Originally published January 3, 2013 at 12:52p.m., updated January 3, 2013 at 12:52p.m.
Like most people, I have material, so to speak, that I use repeatedly (ad nauseam, some might say). Most are lines from “The Three Stooges,” “M*ASH,” “Star Trek” (the original) and “Seinfeld.” As I entered into the cancer world, I continued to use this material – where/when appropriate, as many of you regular readers know. However, as my time in the cancer conundrum has continued (thank God!) and evolved, I have found myself uttering and muttering à la “Popeye the Sailor Man,” amusing myself, mostly, but always with the best of intentions: my survival. A few examples follow. (My answers are in quotes.)
See you again. “Let’s hope so.”
Nice to see you. “Nice to be seen.”
Glad you could be here. “Glad I could be anywhere.”
How are you doing? (No. 1) “I’d be crazy to complain.”
See you next week. “From your mouth to God’s ears.”
How are you feeling? “Fine. You mean I’m not?”
You look good. “Really? Have you had your eyes checked recently? Chemotherapy doesn’t usually enhance one’s appearance.”
How are you doing? (No. 2) “I’m holding my own. (“Whose else would I be holding?”)
Happy to have you here. “Nice to be had.”
I’ve been thinking about you lately. “I’ve been thinking about me, too.”
You look in pretty good shape. “I’m in pretty good shape for the shape I’m in.”
Have you seen your doctor lately? “Yeah. And he’s seen me, too.”
What’s up? “My weight. Thank God!”
Would you like to buy any “Forever” stamps? They’re good for as long as you live. “Um. OK.”
What are you doing here? “I won’t be here tomorrow. I’ll be attending a funeral (hopefully not my own).”
How are you holding up? “I’m holding my own. (“Whose else would I be holding?”)
Occasionally, even when I initiate the conversation, I find myself “cancering” wise. “How are you doing?” Hanging in there. “Tell me about it.”
And finally, a well-meaning greeting to my wife, Dina, from one of her girlfriends: “So nice Kenny is getting to celebrate another birthday.”

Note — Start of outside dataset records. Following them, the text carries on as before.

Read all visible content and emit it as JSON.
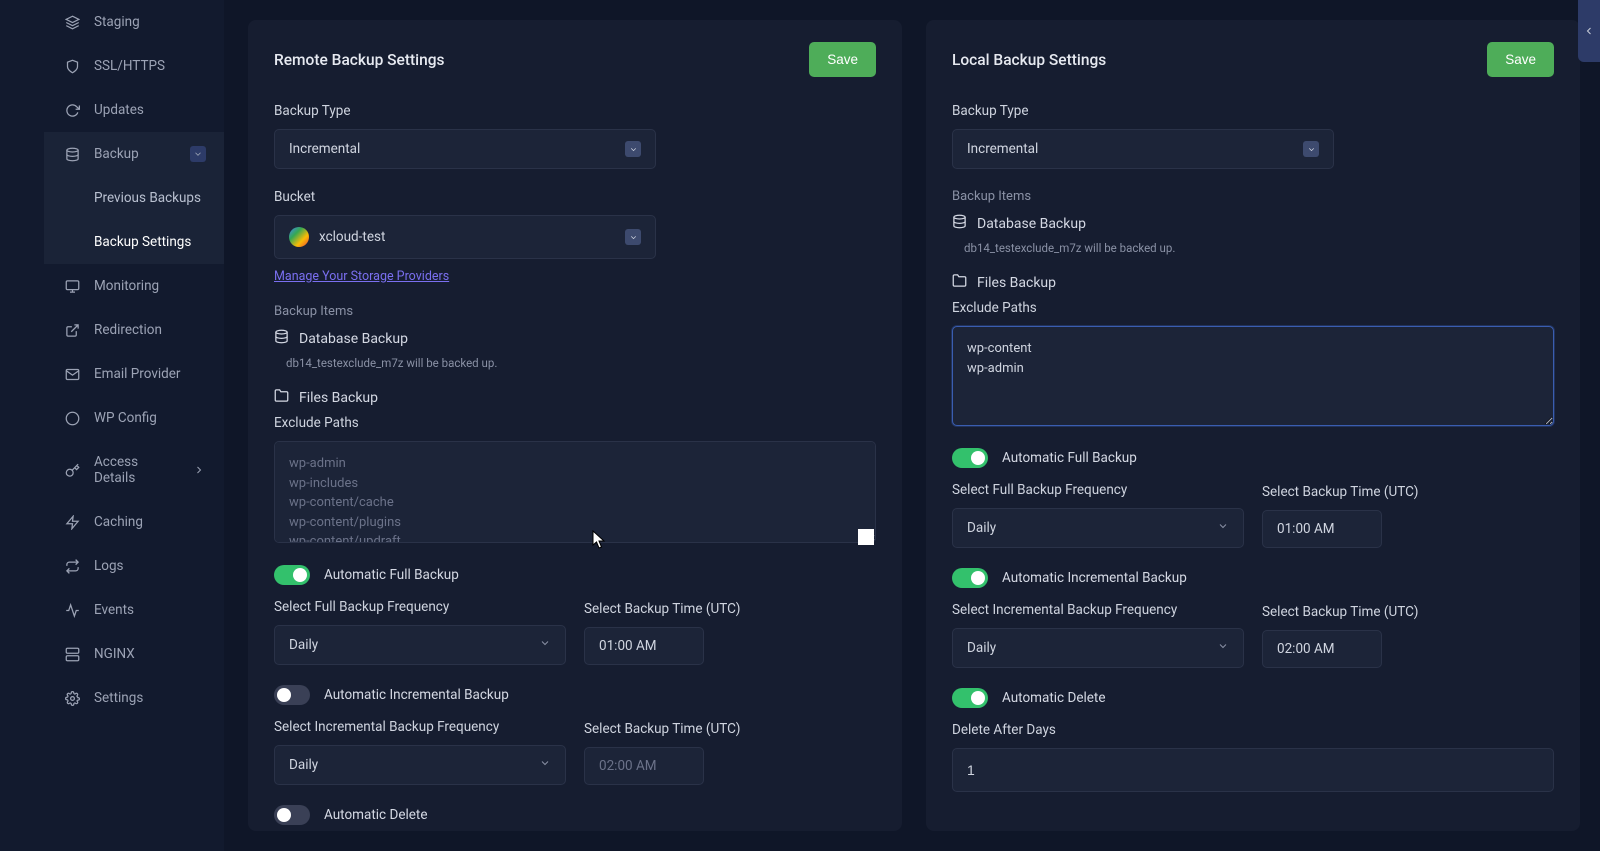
{
  "sidebar": {
    "items": [
      {
        "icon": "layers-icon",
        "label": "Staging"
      },
      {
        "icon": "shield-icon",
        "label": "SSL/HTTPS"
      },
      {
        "icon": "refresh-icon",
        "label": "Updates"
      },
      {
        "icon": "database-icon",
        "label": "Backup"
      },
      {
        "icon": "monitor-icon",
        "label": "Monitoring"
      },
      {
        "icon": "redirect-icon",
        "label": "Redirection"
      },
      {
        "icon": "mail-icon",
        "label": "Email Provider"
      },
      {
        "icon": "wp-icon",
        "label": "WP Config"
      },
      {
        "icon": "key-icon",
        "label": "Access Details"
      },
      {
        "icon": "zap-icon",
        "label": "Caching"
      },
      {
        "icon": "logs-icon",
        "label": "Logs"
      },
      {
        "icon": "activity-icon",
        "label": "Events"
      },
      {
        "icon": "server-icon",
        "label": "NGINX"
      },
      {
        "icon": "gear-icon",
        "label": "Settings"
      }
    ],
    "sub_items": [
      {
        "label": "Previous Backups"
      },
      {
        "label": "Backup Settings"
      }
    ]
  },
  "remote": {
    "title": "Remote Backup Settings",
    "save": "Save",
    "backup_type_label": "Backup Type",
    "backup_type_value": "Incremental",
    "bucket_label": "Bucket",
    "bucket_value": "xcloud-test",
    "manage_link": "Manage Your Storage Providers",
    "backup_items_label": "Backup Items",
    "db_backup_label": "Database Backup",
    "db_backup_desc": "db14_testexclude_m7z will be backed up.",
    "files_backup_label": "Files Backup",
    "exclude_paths_label": "Exclude Paths",
    "exclude_placeholder": "wp-admin\nwp-includes\nwp-content/cache\nwp-content/plugins\nwp-content/updraft",
    "auto_full_label": "Automatic Full Backup",
    "full_freq_label": "Select Full Backup Frequency",
    "full_freq_value": "Daily",
    "full_time_label": "Select Backup Time (UTC)",
    "full_time_value": "01:00 AM",
    "auto_incr_label": "Automatic Incremental Backup",
    "incr_freq_label": "Select Incremental Backup Frequency",
    "incr_freq_value": "Daily",
    "incr_time_label": "Select Backup Time (UTC)",
    "incr_time_placeholder": "02:00 AM",
    "auto_delete_label": "Automatic Delete"
  },
  "local": {
    "title": "Local Backup Settings",
    "save": "Save",
    "backup_type_label": "Backup Type",
    "backup_type_value": "Incremental",
    "backup_items_label": "Backup Items",
    "db_backup_label": "Database Backup",
    "db_backup_desc": "db14_testexclude_m7z will be backed up.",
    "files_backup_label": "Files Backup",
    "exclude_paths_label": "Exclude Paths",
    "exclude_value": "wp-content\nwp-admin",
    "auto_full_label": "Automatic Full Backup",
    "full_freq_label": "Select Full Backup Frequency",
    "full_freq_value": "Daily",
    "full_time_label": "Select Backup Time (UTC)",
    "full_time_value": "01:00 AM",
    "auto_incr_label": "Automatic Incremental Backup",
    "incr_freq_label": "Select Incremental Backup Frequency",
    "incr_freq_value": "Daily",
    "incr_time_label": "Select Backup Time (UTC)",
    "incr_time_value": "02:00 AM",
    "auto_delete_label": "Automatic Delete",
    "delete_days_label": "Delete After Days",
    "delete_days_value": "1"
  }
}
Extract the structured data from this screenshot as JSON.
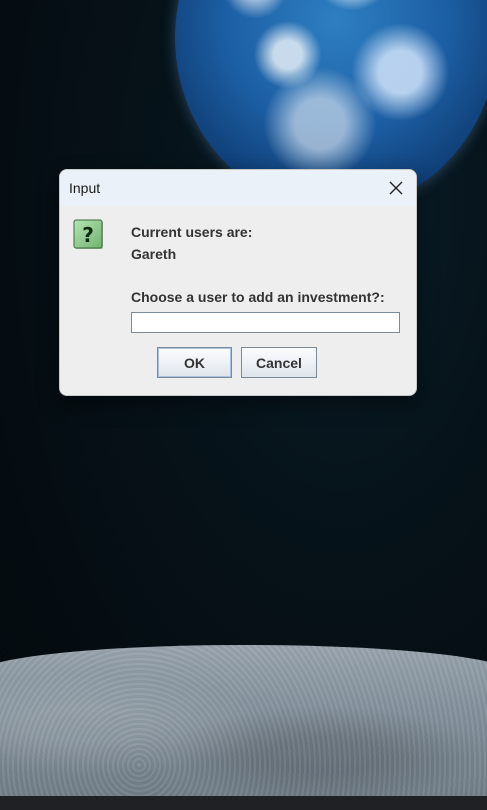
{
  "dialog": {
    "title": "Input",
    "message_lines": [
      "Current users are:",
      "Gareth"
    ],
    "prompt": "Choose a user to add an investment?:",
    "input_value": "",
    "ok_label": "OK",
    "cancel_label": "Cancel",
    "icon": "question-icon",
    "close_icon": "close-icon"
  },
  "colors": {
    "titlebar": "#eaf1f9",
    "dialog_bg": "#eeeeee",
    "icon_green": "#3f9a4a"
  }
}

Content/words that we couldn’t have imagined finding the least bit problematic pre-cancer diagnosis back in February, 2009, we (mostly I, if truth be told) find as fodder for self-preservation. I see the lightness, not the darkness. I see the best of intentions, not the worst of omissions. Somehow, some way, we have made the best of a bad situation. Whether it’s been friends, family, co-workers; or readers reaching out, health care professionals helping out or my speaking out (in print), our life has gone on and as I’ve said many times before – and once already in this column: “I’d be crazy to complain” (and I’m not crazy, by the way).
I’m not exactly Lou Gehrig – or a Yankee fan for that matter, and I don’t know about the “face of the Earth,” but this Bostonian still feels pretty lucky.